L’Assegno Unico è una sostegno economico sul quale le famiglie italiane contano da un anno. L’Unione Europea però l’ha stoppato: ecco cosa si rischia.
Perdere l’assegno unico potrebbe essere un problema serio per le famiglie italiane. Un sostegno economico che aiuta davvero ad affrontare le spese per chi non riesce ad arrivare a fine mese e ha figli a carico. L’Unione Europea per l’ha stoppato: cosa succederà adesso?
L’Unione Europea ha deciso di bocciare due misure economiche assistenziali che in Italia sono fondamentali per le famiglie, tra questi l’assegno unico. In un periodo di grave crisi economica, aumento delle spese primarie e rincaro delle bollette, non si può pensare di perdere aiuto così importante. Gli italiani sono nel panico per la decisione presa, ma vediamo esattamente di cosa si tratta e perché si è deciso di agire in questo modo.
L’Unione Europea e lo stop all’assegno unico: cosa accade ora
La Commissione europea si è dimostrata ostile nei confronti di due misure economiche che al momento permettono agli italiani di sostenere la crisi economica.

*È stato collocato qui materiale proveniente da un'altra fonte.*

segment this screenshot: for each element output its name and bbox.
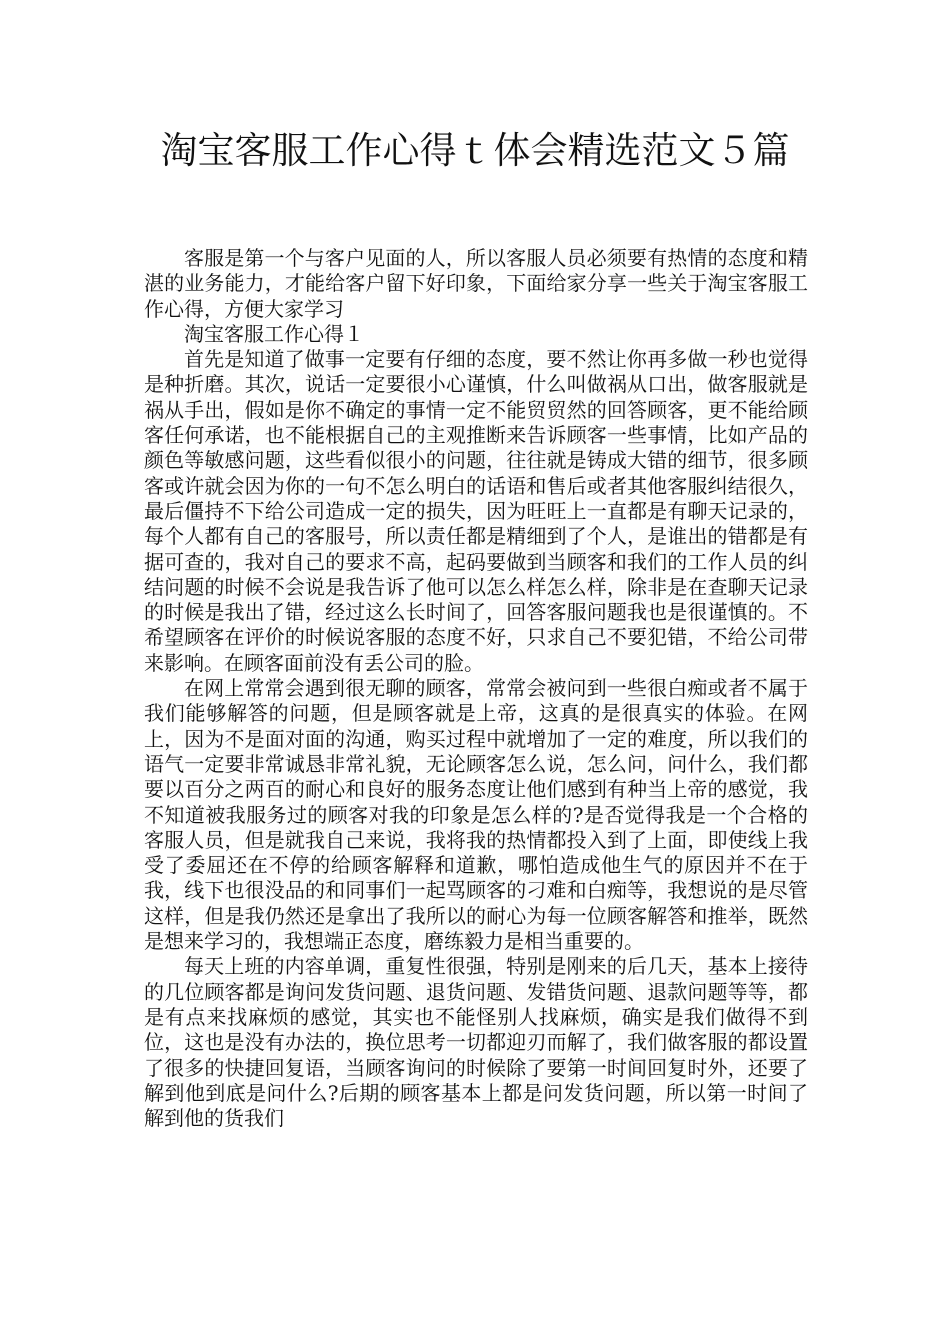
body-paragraph: 在网上常常会遇到很无聊的顾客，常常会被问到一些很白痴或者不属于我们能够解答的问题，但是顾客就是上帝，这真的是很真实的体验。在网上，因为不是面对面的沟通，购买过程中就增加了一定的难度，所以我们的语气一定要非常诚恳非常礼貌，无论顾客怎么说，怎么问，问什么，我们都要以百分之两百的耐心和良好的服务态度让他们感到有种当上帝的感觉，我不知道被我服务过的顾客对我的印象是怎么样的?是否觉得我是一个合格的客服人员，但是就我自己来说，我将我的热情都投入到了上面，即使线上我受了委屈还在不停的给顾客解释和道歉，哪怕造成他生气的原因并不在于我，线下也很没品的和同事们一起骂顾客的刁难和白痴等，我想说的是尽管这样，但是我仍然还是拿出了我所以的耐心为每一位顾客解答和推举，既然是想来学习的，我想端正态度，磨练毅力是相当重要的。 <box>144 676 808 954</box>
intro-paragraph: 客服是第一个与客户见面的人，所以客服人员必须要有热情的态度和精湛的业务能力，才能给客户留下好印象，下面给家分享一些关于淘宝客服工作心得，方便大家学习 <box>144 246 808 321</box>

Stiamo parlando del reddito di cittadinanza e dell’assegno unico. Entrambe le misure sono essenziali per far fronte agli aumenti, ma a quanto pare l’Ue non li ritiene in linea con i principi europei. L’Italia andrebbe incontro a una procedura d’infrazione in questo modo. Capiamo meglio il motivo.
Secondo Bruxelles le misure sono “discriminatorie nei confronti dei lavoratori dell’Unione” perché i requisiti di accesso sono in violazione con il diritto dell’Unione di far circolare liberamente i lavoratori.
L’Ue quindi “dovrebbero essere pienamente accessibili ai cittadini dell’Ue che sono lavoratori subordinati, autonomi o che hanno perso il lavoro, indipendentemente dalla loro storia di residenza”. La residenza in Italia è un requisito per poter percepire il reddito (almeno 10 anni in Italia) e l’assegno unico (almeno 2 anni). Questo vuol dire che la Commissione evidenzia una “discriminazione” verso i lavoratori che devono trasfersi in Unione Europea anche per brevi periodi, e che quindi perderebbero il reddito minino, non avvedone più diritto.
Il Governo Meloni avrà ora del tempo per poter uniformare le misure economiche secondo i principi dell’Ue. L’interesse del governo non è quello di andare contro la Commissione per cui dopo due mesi, se non ci fosse risposta dall’Italia, verrà inviato da Bruxelles un “parere motivato”. Si trarre una richiesta formale di adeguarsi al diritto comunitario. L’ultimo e “terzo step”, dopo ulteriori due mesi, sarà il ricorso alla Corte di Giustizia. Ma sicuramente lo scenario non sarà questo in quanto il governo è già a lavoro si queste misure per dare “maggiore dignità ai lavoratori”.